The SIB is, as the example suggests, no ordinary “bond”. There is not a fixed income element to this such as a coupon payment or compensation for erosion of inflation of principal; there are multiple entities involve in determining whether a payout can occur at all and if so the amount. To some degree, these SIBs involve the kind of intensive due diligence on specific, direct investments one associates with areas such as private equity, Frank said.
Impact investing has a way to go in terms of size, but the
amounts are already large. There are $60 billion of impact
investing assets under management, and $12.2 billion of fresh
investment was expected to be put in place last year, according
to the Global Impact Investing Network, a forum for the sector.
One forecast has impact investing AuM topping $3 trillion
over the next decade.
What sort of investors are interested?
“People who have the ability to do the due diligence on these [SIBs] are the family wealth firms and they have the ability to take large and meaningful positions,” she said. “if they want to see outcomes-based policies,” Frank told this publication.
As social impact bonds are barely half a decade old, there isn’t yet a great deal of data generated to give the likes of rating agencies much to bite on in terms of measuring risk and other performance characteristics, Frank said.
A future source of SIB issuance is state governments in the US, facing spending limits, could turn to such alternative, private-public forms of money-raising to finance projects for which there is a need, she said.

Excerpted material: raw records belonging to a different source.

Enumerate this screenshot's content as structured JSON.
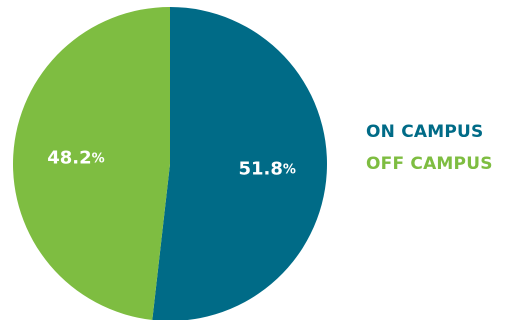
{
  "chart_data": {
    "type": "pie",
    "slices": [
      {
        "label": "ON CAMPUS",
        "value": 51.8,
        "display": "51.8%",
        "color": "#006b87"
      },
      {
        "label": "OFF CAMPUS",
        "value": 48.2,
        "display": "48.2%",
        "color": "#7ebd41"
      }
    ],
    "legend_position": "right"
  }
}
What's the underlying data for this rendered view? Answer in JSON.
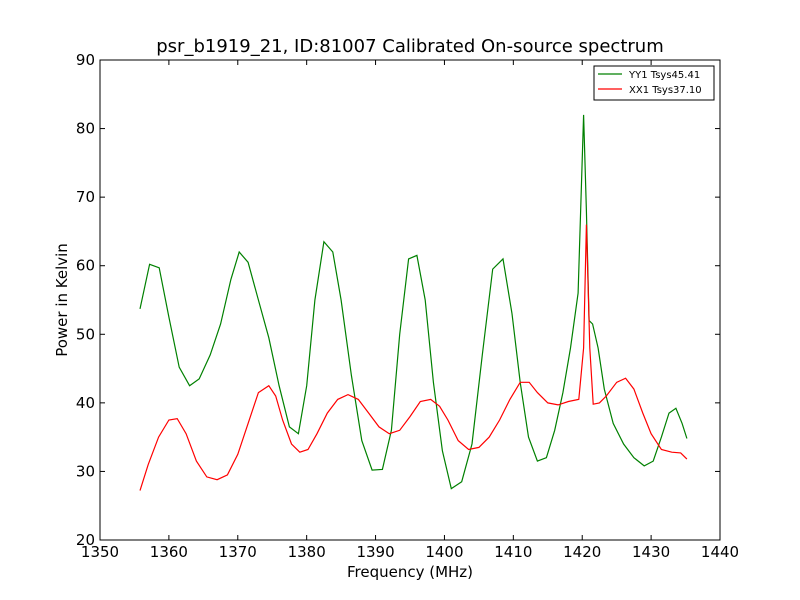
{
  "chart_data": {
    "type": "line",
    "title": "psr_b1919_21, ID:81007 Calibrated On-source spectrum",
    "xlabel": "Frequency (MHz)",
    "ylabel": "Power in Kelvin",
    "xlim": [
      1350,
      1440
    ],
    "ylim": [
      20,
      90
    ],
    "xticks": [
      1350,
      1360,
      1370,
      1380,
      1390,
      1400,
      1410,
      1420,
      1430,
      1440
    ],
    "yticks": [
      20,
      30,
      40,
      50,
      60,
      70,
      80,
      90
    ],
    "grid": false,
    "legend_position": "top-right",
    "series": [
      {
        "name": "YY1 Tsys45.41",
        "color": "#008000",
        "x": [
          1355.8,
          1357.2,
          1358.6,
          1360.0,
          1361.5,
          1363.0,
          1364.4,
          1366.0,
          1367.5,
          1369.0,
          1370.2,
          1371.5,
          1373.0,
          1374.5,
          1376.0,
          1377.5,
          1378.8,
          1380.0,
          1381.2,
          1382.5,
          1383.8,
          1385.0,
          1386.5,
          1388.0,
          1389.5,
          1391.0,
          1392.3,
          1393.5,
          1394.8,
          1396.0,
          1397.2,
          1398.4,
          1399.7,
          1401.0,
          1402.5,
          1404.0,
          1405.5,
          1407.0,
          1408.5,
          1409.8,
          1411.0,
          1412.2,
          1413.5,
          1414.8,
          1416.0,
          1417.2,
          1418.3,
          1419.4,
          1420.2,
          1420.6,
          1421.0,
          1421.5,
          1422.3,
          1423.2,
          1424.5,
          1426.0,
          1427.5,
          1429.0,
          1430.3,
          1431.5,
          1432.6,
          1433.6,
          1434.5,
          1435.2
        ],
        "values": [
          53.7,
          60.2,
          59.7,
          52.5,
          45.2,
          42.5,
          43.5,
          47.0,
          51.5,
          58.0,
          62.0,
          60.5,
          55.0,
          49.5,
          42.5,
          36.5,
          35.5,
          42.5,
          55.0,
          63.5,
          62.0,
          55.0,
          44.0,
          34.5,
          30.2,
          30.3,
          36.0,
          50.0,
          61.0,
          61.5,
          55.0,
          43.0,
          33.0,
          27.5,
          28.5,
          34.0,
          47.0,
          59.5,
          61.0,
          53.0,
          43.0,
          35.0,
          31.5,
          32.0,
          36.0,
          41.5,
          48.0,
          56.0,
          82.0,
          68.0,
          52.0,
          51.5,
          48.0,
          42.0,
          37.0,
          34.0,
          32.0,
          30.8,
          31.5,
          35.0,
          38.5,
          39.2,
          37.0,
          34.8
        ]
      },
      {
        "name": "XX1 Tsys37.10",
        "color": "#ff0000",
        "x": [
          1355.8,
          1357.0,
          1358.5,
          1360.0,
          1361.2,
          1362.5,
          1364.0,
          1365.5,
          1367.0,
          1368.5,
          1370.0,
          1371.5,
          1373.0,
          1374.5,
          1375.5,
          1376.5,
          1377.8,
          1379.0,
          1380.2,
          1381.5,
          1383.0,
          1384.5,
          1386.0,
          1387.5,
          1389.0,
          1390.5,
          1392.0,
          1393.5,
          1395.0,
          1396.5,
          1398.0,
          1399.3,
          1400.5,
          1402.0,
          1403.5,
          1405.0,
          1406.5,
          1408.0,
          1409.5,
          1411.0,
          1412.3,
          1413.5,
          1415.0,
          1416.5,
          1418.0,
          1419.5,
          1420.2,
          1420.6,
          1421.1,
          1421.6,
          1422.5,
          1423.5,
          1425.0,
          1426.3,
          1427.5,
          1428.8,
          1430.0,
          1431.5,
          1433.0,
          1434.3,
          1435.2
        ],
        "values": [
          27.2,
          31.0,
          35.0,
          37.5,
          37.7,
          35.5,
          31.5,
          29.2,
          28.8,
          29.5,
          32.5,
          37.0,
          41.5,
          42.5,
          41.0,
          37.5,
          34.0,
          32.8,
          33.2,
          35.5,
          38.5,
          40.5,
          41.2,
          40.5,
          38.5,
          36.5,
          35.5,
          36.0,
          38.0,
          40.2,
          40.5,
          39.5,
          37.5,
          34.5,
          33.2,
          33.5,
          35.0,
          37.5,
          40.5,
          43.0,
          43.0,
          41.5,
          40.0,
          39.7,
          40.2,
          40.5,
          48.0,
          66.0,
          48.0,
          39.8,
          40.0,
          41.0,
          43.0,
          43.6,
          42.0,
          38.5,
          35.5,
          33.2,
          32.8,
          32.7,
          31.8
        ]
      }
    ]
  }
}
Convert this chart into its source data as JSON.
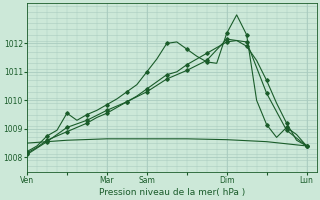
{
  "bg_color": "#cce8d8",
  "grid_color": "#aaccc0",
  "line_color": "#1a5c2a",
  "title": "Pression niveau de la mer( hPa )",
  "ylabel_ticks": [
    1008,
    1009,
    1010,
    1011,
    1012
  ],
  "ylim": [
    1007.5,
    1013.4
  ],
  "xtick_labels": [
    "Ven",
    "",
    "Mar",
    "Sam",
    "",
    "Dim",
    "",
    "Lun"
  ],
  "xtick_positions": [
    0,
    4,
    8,
    12,
    16,
    20,
    24,
    28
  ],
  "xlim": [
    0,
    29
  ],
  "vline_positions": [
    0,
    8,
    12,
    20,
    28
  ],
  "line1_x": [
    0,
    1,
    2,
    3,
    4,
    5,
    6,
    7,
    8,
    9,
    10,
    11,
    12,
    13,
    14,
    15,
    16,
    17,
    18,
    19,
    20,
    21,
    22,
    23,
    24,
    25,
    26,
    27,
    28
  ],
  "line1_y": [
    1008.15,
    1008.35,
    1008.6,
    1008.75,
    1008.9,
    1009.05,
    1009.2,
    1009.4,
    1009.55,
    1009.75,
    1009.95,
    1010.15,
    1010.4,
    1010.65,
    1010.9,
    1011.0,
    1011.25,
    1011.45,
    1011.65,
    1011.85,
    1012.05,
    1012.1,
    1011.9,
    1011.4,
    1010.7,
    1009.9,
    1009.2,
    1008.6,
    1008.4
  ],
  "line2_x": [
    0,
    1,
    2,
    3,
    4,
    5,
    6,
    7,
    8,
    9,
    10,
    11,
    12,
    13,
    14,
    15,
    16,
    17,
    18,
    19,
    20,
    21,
    22,
    23,
    24,
    25,
    26,
    27,
    28
  ],
  "line2_y": [
    1008.2,
    1008.4,
    1008.75,
    1008.95,
    1009.55,
    1009.3,
    1009.5,
    1009.65,
    1009.85,
    1010.05,
    1010.3,
    1010.55,
    1011.0,
    1011.45,
    1012.0,
    1012.05,
    1011.8,
    1011.55,
    1011.35,
    1011.3,
    1012.35,
    1013.0,
    1012.3,
    1010.0,
    1009.15,
    1008.7,
    1009.05,
    1008.8,
    1008.4
  ],
  "line3_x": [
    0,
    2,
    4,
    6,
    8,
    10,
    12,
    14,
    16,
    18,
    20,
    22,
    24,
    26,
    28
  ],
  "line3_y": [
    1008.1,
    1008.55,
    1009.05,
    1009.3,
    1009.65,
    1009.95,
    1010.3,
    1010.75,
    1011.05,
    1011.4,
    1012.15,
    1012.05,
    1010.25,
    1008.95,
    1008.4
  ],
  "flat_line_x": [
    0,
    4,
    8,
    12,
    16,
    20,
    24,
    28
  ],
  "flat_line_y": [
    1008.5,
    1008.6,
    1008.65,
    1008.65,
    1008.65,
    1008.62,
    1008.55,
    1008.4
  ],
  "figwidth": 3.2,
  "figheight": 2.0,
  "dpi": 100
}
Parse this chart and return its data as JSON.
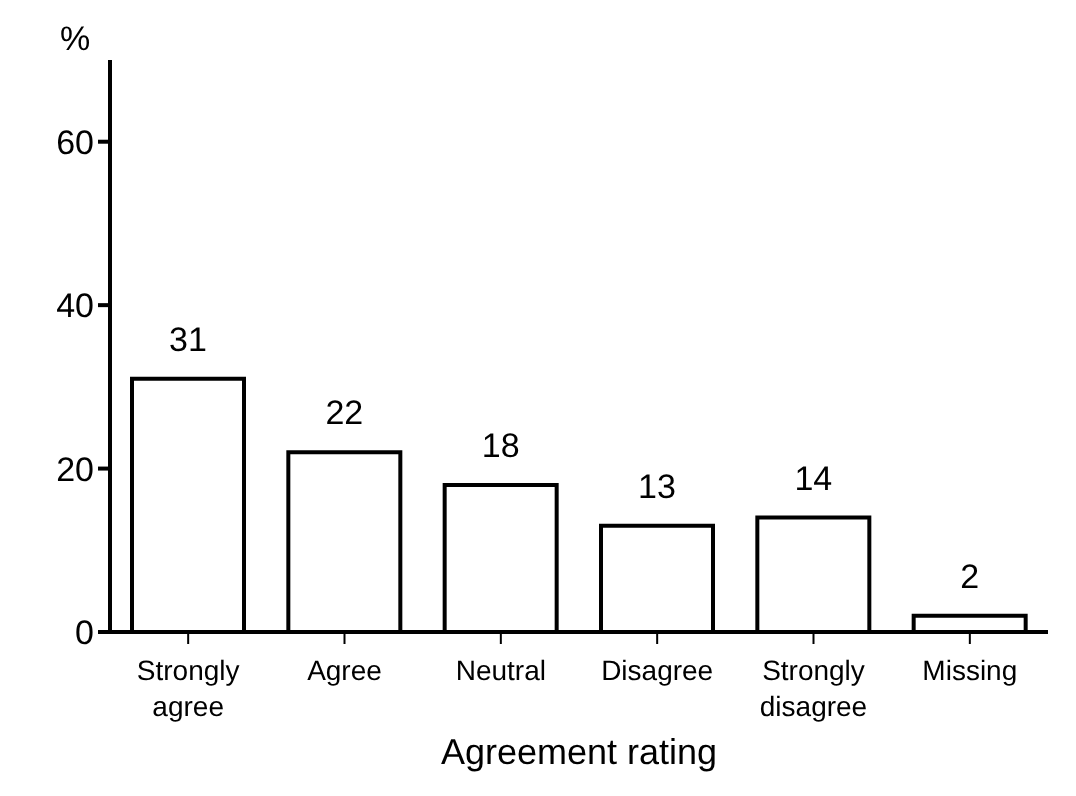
{
  "chart_data": {
    "type": "bar",
    "xlabel": "Agreement rating",
    "ylabel": "%",
    "categories": [
      "Strongly agree",
      "Agree",
      "Neutral",
      "Disagree",
      "Strongly disagree",
      "Missing"
    ],
    "values": [
      31,
      22,
      18,
      13,
      14,
      2
    ],
    "color": "#ffffff",
    "ylim": [
      0,
      70
    ],
    "yticks": [
      0,
      20,
      40,
      60
    ],
    "data_labels": true,
    "grid": false,
    "legend": false
  }
}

The market has tailwinds. According to a survey of US asset managers by Cerulli Associates, the analytics firm, a rising percentage of asset managers look at environmental, social and governance factors alongside more traditional financial tests to identify opportunities and risks. And a recent report by Boston Consulting Group and MITSloan Management Review found that investments that deliver financial results are closely correlated with those that are deemed sustainable (Investing For A Sustainable Future, 11 May 2016). Separately, a study by Barclays found that investment-grade bonds with higher ESG scores outperformed those with low ESG scores between 2007 and 2015 (source: MSCI).
One assumption by impact investing evangelists is that millennials are keener than their parents on the idea, and this is significant because a large volume of financial assets are expected to transfer from baby boomers to their millennial heirs over the next 30 to 45 years, with an estimated $30 trillion changing hands in North America alone.
There is also a change likely to continue encouraging SIBs that comes from younger investors’ desire to promote good causes while also earning a meaningful financial return. Given the continued disenchantment some people still feel with routine “capitalism” almost a decade on from the financial crisis of 2008, such alternatives are likely to encourage interest for some time to come.